Su aire, contaminado de tu letal desolación, te intoxica, no te hallas y tropiezas
inevitablemente contigo mismo. Nada hay que te interese o distraiga: el libro se
te cae de la mano, y en el tocadiscos, aún tu predilecto Bach, resulta lejano.
La
tarde –fusión lúcida de celestes transparencias azules con el dorado mágico de un
sol que provoca expandir alegría– te duele definitivamente ajena. Tomas una ruta
precaria, pues careces de objetivo. Tus ojos rezuman hipocondría y una insensibilidad
helada te vuelve extranjero ciego en esa atmósfera, en esa luz táctil, en ese paisaje
éxtasis. Sólo puedes advertir tus espeluznantes abismos, los laberintos en que desperdigas
y consumes tu vida y por los cuales te devastas, proscrito de ti mismo, rozando
locuras, bebiendo la hiel de tu pesimismo envenenado. En una edad que sobajas limándole
perspectivas, te aventuras sin saber a qué puerta tocar, qué escalera subir, a qué
mano tender un saludo que se te disuelve en tu puño cerrado, escondido en el bolsillo
del pantalón.
Giras
sobre ti mismo –tu suplicio es caminar pisándote–, vacío y estéril, incapaz de poder
ver fuera de ti, descendiendo tenaz a tu sima oscura, socavando cualquier esperanza
de asirte a una razón válida para subsistir. Caminas, incierto, amedrentado, pues
la calle es siniestra y amenazador el cielo, y el piso está empedrado de asechos
y trampas. Tus ojos, velados, se beben tu lloro, agua corrosiva. Has disminuido
de tamaño, andas incómodo en tu estatura de enano envejecido. Buscarías una oración
o una espada, pero tienes los labios congelados, y las manos paralizadas.
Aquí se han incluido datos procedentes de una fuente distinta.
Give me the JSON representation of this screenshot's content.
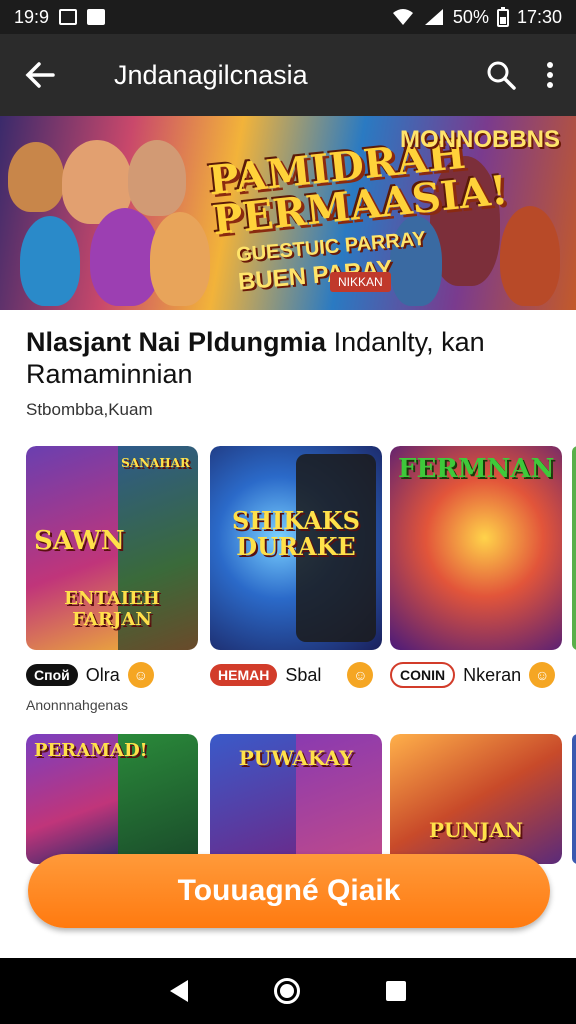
{
  "status_bar": {
    "left_time": "19:9",
    "battery": "50%",
    "clock": "17:30"
  },
  "app_bar": {
    "title": "Jndanagilcnasia"
  },
  "banner": {
    "main_title": "PAMIDRAH\nPERMAASIA!",
    "subtitle_top": "GUESTUIC PARRAY",
    "subtitle_bottom": "BUEN PARAY",
    "right_title": "MONNOBBNS",
    "tag": "NIKKAN"
  },
  "heading": {
    "bold_part": "Nlasjant Nai Pldungmia",
    "regular_part": " Indanlty, kan Ramaminnian"
  },
  "subheading": "Stbombba,Kuam",
  "cards_row1": [
    {
      "title_top": "SANAHAR",
      "title_mid": "SAWN",
      "title_bottom": "ENTAIEH FARJAN",
      "pill": "Спой",
      "pill_style": "dark",
      "label": "Olra",
      "coin": "☺"
    },
    {
      "title_top": "",
      "title_mid": "SHIKAKS\nDURAKE",
      "title_bottom": "",
      "pill": "НЕМАН",
      "pill_style": "red",
      "label": "Sbal",
      "coin": "☺"
    },
    {
      "title_top": "FERMNAN",
      "title_mid": "",
      "title_bottom": "",
      "pill": "CONIN",
      "pill_style": "outline",
      "label": "Nkeran",
      "coin": "☺"
    }
  ],
  "row1_caption": "Anonnnahgenas",
  "cards_row2": [
    {
      "title": "PERAMAD!"
    },
    {
      "title": "PUWAKAY"
    },
    {
      "title": "PUNJAN"
    }
  ],
  "cta": {
    "label": "Touuagné Qiaik"
  },
  "colors": {
    "accent": "#ff7a10",
    "appbar": "#2b2b2b",
    "statusbar": "#1c1c1c"
  }
}
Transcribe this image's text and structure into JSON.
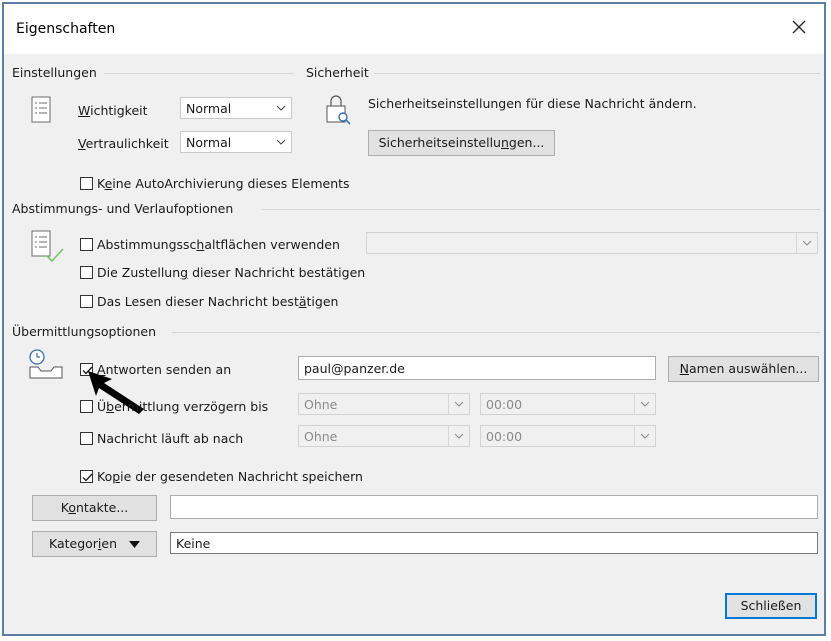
{
  "dialog": {
    "title": "Eigenschaften"
  },
  "einstellungen": {
    "group_label": "Einstellungen",
    "wichtigkeit": {
      "label_pre": "",
      "label_u": "W",
      "label_post": "ichtigkeit",
      "value": "Normal"
    },
    "vertraulichkeit": {
      "label_pre": "",
      "label_u": "V",
      "label_post": "ertraulichkeit",
      "value": "Normal"
    },
    "keine_autoarchivierung": {
      "label_pre": "K",
      "label_u": "e",
      "label_post": "ine AutoArchivierung dieses Elements",
      "checked": false
    }
  },
  "sicherheit": {
    "group_label": "Sicherheit",
    "description": "Sicherheitseinstellungen für diese Nachricht ändern.",
    "button": {
      "label_pre": "Sicherheitseinstellu",
      "label_u": "n",
      "label_post": "gen..."
    }
  },
  "abstimmung": {
    "group_label": "Abstimmungs- und Verlaufoptionen",
    "abstimmungsschaltflaechen": {
      "label_pre": "Abstimmungssc",
      "label_u": "h",
      "label_post": "altflächen verwenden",
      "checked": false,
      "value": ""
    },
    "zustellung": {
      "label_pre": "Die Zustellun",
      "label_u": "g",
      "label_post": " dieser Nachricht bestätigen",
      "checked": false
    },
    "lesen": {
      "label_pre": "Das Lesen dieser Nachricht best",
      "label_u": "ä",
      "label_post": "tigen",
      "checked": false
    }
  },
  "uebermittlung": {
    "group_label": "Übermittlungsoptionen",
    "antworten": {
      "label_pre": "",
      "label_u": "A",
      "label_post": "ntworten senden an",
      "checked": true,
      "value": "paul@panzer.de"
    },
    "namen_button": {
      "label_pre": "",
      "label_u": "N",
      "label_post": "amen auswählen..."
    },
    "verzoegern": {
      "label_pre": "Ü",
      "label_u": "b",
      "label_post": "ermittlung verzögern bis",
      "checked": false,
      "date": "Ohne",
      "time": "00:00"
    },
    "ablauf": {
      "label_pre": "Nachricht läuft ab nach",
      "checked": false,
      "date": "Ohne",
      "time": "00:00"
    },
    "kopie": {
      "label_pre": "Ko",
      "label_u": "p",
      "label_post": "ie der gesendeten Nachricht speichern",
      "checked": true
    }
  },
  "kontakte": {
    "label_pre": "K",
    "label_u": "o",
    "label_post": "ntakte...",
    "value": ""
  },
  "kategorien": {
    "label_pre": "Kategor",
    "label_u": "i",
    "label_post": "en",
    "value": "Keine"
  },
  "footer": {
    "close_label": "Schließen"
  },
  "colors": {
    "accent": "#0078d7",
    "border": "#5b7ea6",
    "icon_green": "#7cc36b",
    "icon_blue": "#3a6fb0"
  }
}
Eres reflejo
repulsivo del desaliento.
(Porque
en la más sórdida noche de un hombre puede descenderle una luz imprevista; porque
los más apegados ojos pueden llegar a percibirla, por eso) …tres figurillas femeninas
aparecen por la misma acera, exornadas en conjunto como espontánea y graciosa floración
de la tarde. Otra luz no menos deslumbrante burila en ellas súbita adolescencia
de esbelta, en vaivenes que les destellan anticipos fugaces de las mujeres definidas
en que podrán convertirse. A los guiños aún aniñados y traviesos se superponen coqueterías
repentinas o atisbos de las que podrán ser sus personalidades, en un juego delicioso
de alternas transfiguraciones: a la insinuación levísima de madureces que fijarán
finalmente la atracción de su sexo, se restituye el aire a veces infantil e ingenuo,
a veces el de la dulce adolescencia en oscilante goce de inconcreciones, y entre
revuelos de sonrisas, parloteos, guiños, miradas, ademanes tiernos. Sus mínimas
faldas, recortadas mucho más arriba de la rodilla –¡mucho más!–, desnudan limpiamente
la elástica seducción de las piernas, delgadas pero firmes, compactas pero muelles,
forjadas en alta, misteriosa y perfecta armonía.
La
del centro, con el pelo suelto –hilos de oro bajo el sol dorado–, y prestancia en
el busto, camina flexible y hay donaire en el ritmo de sus bellísimas piernas, cuya
seducción se resuelve por una concordia feliz, entre tendones y músculos, entre
pantorrillas y muslo. Las piernas soberbias de la temprana y atractiva muchacha
son maduración increíble de piernas de mujer en plena sazón. (Tú has ido embebiéndote
en esa visión animada, en ese génesis corpóreo al que la tarde dona su mejor esplendor,
y sientes que la belleza viva camina por la calle, permitiendo que su luz empiece
a alumbrar tu alma. Suspiras con alivio, con gratitud: esa imagen, esa plasticidad;
esos encantos móviles te decoloran tus negruras y puedes respirar una sonrisa, así
tenga un dejo melancólico, porque después de todo vale estar en la Tierra para conmoverse
de cómo repite la vida su más fascinante y eterno prodigio. Y pues te sientes reconfortado
y pues Bach te tararea su cantata, la oyes, y así la música, en alborozo vertical,
límpida, se eleva, abandona los pensamientos impuros, tira las cáscaras del sexo,
elimina corpúsculos eróticos, diluye los deseos malsanos, purifica la neurosis,
bruñe las entrañas doloridas y sucias, tus labios escupen las palabras absurdas
e inútiles y te ves flotando en la piscina de la resurrección.)
Las
muchachas pasan al lado del hombre, absorbidas en su charla. Él no resiste prolongar
sus miradas tras la estela de las piernas hermosas que se esfuman en la lejanía.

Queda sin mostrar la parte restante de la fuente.